Les grandes pluies qui nous inondent depuis plusieurs semaines causent des pertes énormes dans le marais de la Sèvre. Toutes les prairies depuis Coulon et bessines sont couvertes d'uneeau limoneuse qui séjourne sur l'herbe et la gâte complètement. Les haricots, les ray-grass sont abattus par les courants d'eau et ne donneront cette année, que de très médiocres produits.

Tout d'abord, les malheureux cultivateurs ont voulu lutter contre l'inondation, ils ont cherché à préserver leurs récoltes à l'aide de levées construites à la hâte et en formant des chaines pour l'épuisement des eaux qui envahissent leurs champs, mais ils ont été forcés de renoncer à ces travaux qui devenaient inutiles devant les torrents qui grossissaient constamment.

Le marais restera encore longtemps couvert, l'eau ne s'écoule que lentement vers la mer. D'ailleurs, elle ne laissera à découvert qu'une herbe couverte de vase.

  

 

 

 

 

 

 


Été 1888 - Pêche et récoltes des marais

Extrait de La Revue de l'Ouest - 22 septembre 1888


On sait qu'il n'y a pour ainsi dire pas eu d'été en 1888.

Les grandes chaleurs ne se sont fait sentir qu'au 15 septembre au lieu de se produire en juillet  ou en aout. Il  en résulte que la pêche, cette grande distraction des Coulonnais et des Niortais a été très peu fructueuse cette année. Et pourtant le poisson ne manquait pas dans la Sèvre et les rigoles du marais.

Mais les herbes aquatiques n'ayant pas pourri, les poissons ont pu s'en nourrir assez facilement et dédaigner par la suite l'appât des pêcheurs.

Donc, il s'est pris peu de gardons, de perches, de carpes, de chavanes et de dars cet été dans les eaux de notre petite Venise verte coulonnaise et dans les grandes rigoles affluentes. Tant mieux pour l'avenir : le poisson sera plus abondant l'année prochaine et la pêche meilleure assurément si la saison estivale est moins maussade que celle de 1888.
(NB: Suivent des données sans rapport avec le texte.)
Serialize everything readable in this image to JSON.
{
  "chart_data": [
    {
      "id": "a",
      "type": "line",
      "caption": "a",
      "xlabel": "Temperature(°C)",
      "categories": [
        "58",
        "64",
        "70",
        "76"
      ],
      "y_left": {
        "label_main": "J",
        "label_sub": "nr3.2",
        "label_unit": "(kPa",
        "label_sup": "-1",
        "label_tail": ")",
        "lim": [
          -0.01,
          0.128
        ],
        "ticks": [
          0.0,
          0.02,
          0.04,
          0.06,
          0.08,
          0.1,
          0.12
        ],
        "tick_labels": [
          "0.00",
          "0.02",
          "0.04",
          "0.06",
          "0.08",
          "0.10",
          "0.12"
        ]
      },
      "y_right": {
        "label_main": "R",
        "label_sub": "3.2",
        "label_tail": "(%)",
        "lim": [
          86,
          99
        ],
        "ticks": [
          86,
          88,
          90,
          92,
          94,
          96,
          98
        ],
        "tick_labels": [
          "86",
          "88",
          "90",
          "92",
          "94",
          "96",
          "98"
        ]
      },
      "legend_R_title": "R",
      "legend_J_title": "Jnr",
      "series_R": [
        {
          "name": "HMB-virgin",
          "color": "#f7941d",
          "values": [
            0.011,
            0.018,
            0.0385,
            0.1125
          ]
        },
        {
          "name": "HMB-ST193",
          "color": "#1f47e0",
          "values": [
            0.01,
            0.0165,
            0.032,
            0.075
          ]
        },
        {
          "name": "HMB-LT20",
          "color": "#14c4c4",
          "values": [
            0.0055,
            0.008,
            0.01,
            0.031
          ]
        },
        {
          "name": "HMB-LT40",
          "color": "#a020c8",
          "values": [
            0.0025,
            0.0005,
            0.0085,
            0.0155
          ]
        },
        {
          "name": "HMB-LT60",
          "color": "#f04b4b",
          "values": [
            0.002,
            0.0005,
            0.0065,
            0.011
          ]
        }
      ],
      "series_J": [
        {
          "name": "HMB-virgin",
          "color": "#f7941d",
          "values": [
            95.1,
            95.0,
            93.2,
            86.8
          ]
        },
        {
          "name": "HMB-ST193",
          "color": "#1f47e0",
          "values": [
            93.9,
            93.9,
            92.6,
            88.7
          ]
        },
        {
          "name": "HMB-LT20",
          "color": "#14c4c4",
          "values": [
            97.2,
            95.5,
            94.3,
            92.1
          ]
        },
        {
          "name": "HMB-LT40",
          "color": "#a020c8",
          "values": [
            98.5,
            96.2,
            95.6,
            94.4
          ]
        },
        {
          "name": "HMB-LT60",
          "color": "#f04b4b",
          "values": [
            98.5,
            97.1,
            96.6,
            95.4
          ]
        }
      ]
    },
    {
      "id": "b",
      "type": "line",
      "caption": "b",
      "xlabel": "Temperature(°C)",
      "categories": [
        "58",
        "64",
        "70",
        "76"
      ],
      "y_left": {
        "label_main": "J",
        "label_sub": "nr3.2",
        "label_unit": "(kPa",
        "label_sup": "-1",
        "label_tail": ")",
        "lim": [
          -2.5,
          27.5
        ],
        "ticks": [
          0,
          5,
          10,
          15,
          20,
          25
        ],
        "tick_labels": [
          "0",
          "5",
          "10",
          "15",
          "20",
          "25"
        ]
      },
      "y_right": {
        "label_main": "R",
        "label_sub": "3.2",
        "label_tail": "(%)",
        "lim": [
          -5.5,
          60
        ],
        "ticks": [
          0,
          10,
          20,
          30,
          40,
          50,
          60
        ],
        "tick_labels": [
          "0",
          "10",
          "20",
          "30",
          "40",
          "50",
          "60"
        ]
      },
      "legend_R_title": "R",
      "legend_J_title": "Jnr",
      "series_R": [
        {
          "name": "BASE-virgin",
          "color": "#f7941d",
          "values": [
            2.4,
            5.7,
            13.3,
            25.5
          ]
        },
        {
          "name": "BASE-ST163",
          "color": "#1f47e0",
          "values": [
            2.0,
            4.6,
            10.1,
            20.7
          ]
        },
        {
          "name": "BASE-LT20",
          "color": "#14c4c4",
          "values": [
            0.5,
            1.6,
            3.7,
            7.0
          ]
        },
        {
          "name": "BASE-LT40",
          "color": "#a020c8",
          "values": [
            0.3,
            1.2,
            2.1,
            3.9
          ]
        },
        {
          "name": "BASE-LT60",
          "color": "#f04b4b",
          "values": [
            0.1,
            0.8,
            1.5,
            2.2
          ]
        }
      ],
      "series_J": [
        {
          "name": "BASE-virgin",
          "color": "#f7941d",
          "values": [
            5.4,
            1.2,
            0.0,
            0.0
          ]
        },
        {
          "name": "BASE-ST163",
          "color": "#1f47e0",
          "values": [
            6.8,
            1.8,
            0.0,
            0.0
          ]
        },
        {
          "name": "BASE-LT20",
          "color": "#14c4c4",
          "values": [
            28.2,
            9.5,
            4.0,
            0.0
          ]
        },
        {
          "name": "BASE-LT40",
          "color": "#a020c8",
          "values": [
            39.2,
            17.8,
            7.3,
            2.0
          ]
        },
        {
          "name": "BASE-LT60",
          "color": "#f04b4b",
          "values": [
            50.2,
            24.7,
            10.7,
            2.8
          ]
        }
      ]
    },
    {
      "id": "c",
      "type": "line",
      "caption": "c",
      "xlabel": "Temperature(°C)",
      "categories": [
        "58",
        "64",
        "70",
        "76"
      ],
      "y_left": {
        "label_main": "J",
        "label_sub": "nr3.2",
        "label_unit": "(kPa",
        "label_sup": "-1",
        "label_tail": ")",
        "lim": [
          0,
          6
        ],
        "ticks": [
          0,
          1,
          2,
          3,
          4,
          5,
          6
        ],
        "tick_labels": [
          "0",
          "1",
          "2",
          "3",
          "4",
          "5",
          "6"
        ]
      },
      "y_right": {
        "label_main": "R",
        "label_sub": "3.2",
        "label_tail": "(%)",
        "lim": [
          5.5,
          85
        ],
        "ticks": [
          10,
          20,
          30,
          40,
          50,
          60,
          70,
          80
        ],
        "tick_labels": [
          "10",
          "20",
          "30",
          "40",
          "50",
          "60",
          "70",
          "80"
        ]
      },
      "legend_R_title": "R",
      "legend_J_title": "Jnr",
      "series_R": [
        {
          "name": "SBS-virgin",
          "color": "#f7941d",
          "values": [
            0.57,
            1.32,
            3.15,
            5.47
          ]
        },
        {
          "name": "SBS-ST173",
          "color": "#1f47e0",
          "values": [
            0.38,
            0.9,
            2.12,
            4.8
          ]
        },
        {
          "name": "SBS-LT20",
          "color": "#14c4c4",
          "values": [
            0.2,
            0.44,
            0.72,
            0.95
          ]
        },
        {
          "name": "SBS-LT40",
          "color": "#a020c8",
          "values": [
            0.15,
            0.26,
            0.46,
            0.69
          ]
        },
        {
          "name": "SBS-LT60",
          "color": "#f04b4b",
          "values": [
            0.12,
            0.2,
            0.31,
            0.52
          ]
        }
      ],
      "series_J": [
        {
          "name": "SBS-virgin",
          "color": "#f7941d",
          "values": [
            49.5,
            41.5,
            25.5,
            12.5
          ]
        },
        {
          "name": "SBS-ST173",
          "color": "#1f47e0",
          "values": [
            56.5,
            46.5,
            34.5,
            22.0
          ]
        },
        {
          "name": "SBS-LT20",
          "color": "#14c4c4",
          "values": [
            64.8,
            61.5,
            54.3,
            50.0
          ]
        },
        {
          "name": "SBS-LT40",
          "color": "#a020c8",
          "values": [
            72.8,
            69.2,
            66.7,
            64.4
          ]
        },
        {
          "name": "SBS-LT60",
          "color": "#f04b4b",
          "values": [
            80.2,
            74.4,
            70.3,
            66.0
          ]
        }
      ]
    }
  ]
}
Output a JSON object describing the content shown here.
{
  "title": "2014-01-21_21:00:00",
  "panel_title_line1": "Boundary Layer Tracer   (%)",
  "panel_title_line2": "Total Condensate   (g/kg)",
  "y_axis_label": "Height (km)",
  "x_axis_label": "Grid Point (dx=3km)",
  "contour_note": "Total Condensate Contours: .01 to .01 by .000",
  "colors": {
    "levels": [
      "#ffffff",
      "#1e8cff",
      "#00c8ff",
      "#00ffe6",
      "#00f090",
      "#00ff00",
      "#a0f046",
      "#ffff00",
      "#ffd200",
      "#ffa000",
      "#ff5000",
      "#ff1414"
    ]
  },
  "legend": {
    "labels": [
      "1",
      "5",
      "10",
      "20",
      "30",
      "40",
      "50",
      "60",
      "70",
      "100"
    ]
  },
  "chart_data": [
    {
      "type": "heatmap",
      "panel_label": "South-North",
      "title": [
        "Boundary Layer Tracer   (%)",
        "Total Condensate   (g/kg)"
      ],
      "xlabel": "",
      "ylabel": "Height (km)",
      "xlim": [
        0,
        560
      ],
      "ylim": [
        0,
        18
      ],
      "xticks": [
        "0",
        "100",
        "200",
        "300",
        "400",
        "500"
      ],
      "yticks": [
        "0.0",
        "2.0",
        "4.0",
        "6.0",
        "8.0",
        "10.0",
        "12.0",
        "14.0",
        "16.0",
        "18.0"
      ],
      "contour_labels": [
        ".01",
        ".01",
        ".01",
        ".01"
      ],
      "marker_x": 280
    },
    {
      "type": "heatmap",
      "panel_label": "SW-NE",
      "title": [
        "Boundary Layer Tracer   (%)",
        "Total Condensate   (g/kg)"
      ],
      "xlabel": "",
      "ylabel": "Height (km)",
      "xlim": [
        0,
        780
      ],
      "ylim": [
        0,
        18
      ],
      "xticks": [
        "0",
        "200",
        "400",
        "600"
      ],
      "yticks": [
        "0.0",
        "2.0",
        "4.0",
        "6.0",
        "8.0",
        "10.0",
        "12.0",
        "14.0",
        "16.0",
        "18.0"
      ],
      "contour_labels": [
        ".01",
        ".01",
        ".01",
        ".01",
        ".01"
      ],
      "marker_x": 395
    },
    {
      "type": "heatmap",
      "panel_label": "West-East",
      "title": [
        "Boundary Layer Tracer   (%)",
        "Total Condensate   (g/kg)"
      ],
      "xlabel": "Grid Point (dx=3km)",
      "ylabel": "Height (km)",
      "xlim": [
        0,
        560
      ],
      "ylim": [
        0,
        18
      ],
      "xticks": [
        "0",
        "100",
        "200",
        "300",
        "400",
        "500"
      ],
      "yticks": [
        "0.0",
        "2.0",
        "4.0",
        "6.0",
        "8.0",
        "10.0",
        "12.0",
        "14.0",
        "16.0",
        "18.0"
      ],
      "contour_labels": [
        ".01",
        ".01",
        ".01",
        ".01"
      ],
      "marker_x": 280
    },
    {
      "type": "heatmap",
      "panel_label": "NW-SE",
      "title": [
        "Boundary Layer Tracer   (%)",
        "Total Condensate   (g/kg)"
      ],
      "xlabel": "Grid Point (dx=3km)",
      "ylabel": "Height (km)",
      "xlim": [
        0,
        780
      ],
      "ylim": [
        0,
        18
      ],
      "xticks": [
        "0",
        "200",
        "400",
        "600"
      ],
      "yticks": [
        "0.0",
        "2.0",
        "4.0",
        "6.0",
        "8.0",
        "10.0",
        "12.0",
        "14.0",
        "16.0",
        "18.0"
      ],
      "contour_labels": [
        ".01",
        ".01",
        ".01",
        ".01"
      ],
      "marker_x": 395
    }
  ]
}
Les regains des marais de Coulon sont ramassés dans d'excellentes conditions pendant quelques jours de chaleur tropicale survenus à la mi-septembre. Mais, par malheur, il y a une assez grande partie de ces marais où les sauterelles comme en Algérie avaient dévoré à peu près toute la bonne herbe ; elles n'y avaient laissé que cette mauvaise plante, appelée vulgairement patte-de-loup.

C'est un préjudice pour beaucoup de nos honnêtes et laborieux cultivateurs du marais. 

Quant aux mojettes (c'est-à-dire les haricots), objets d'un commerce important, elles ont assez bien réussi en dernier lieu. Le soleil les a fort mûries et leur battage a pu s'effectuer dans les meilleures conditions.

Elles ne valent pas plus de 7 francs les 30 kilos actuellement. Elles se vendaient autrefois jusqu'à 12 et 15 francs la mesure et le même poids.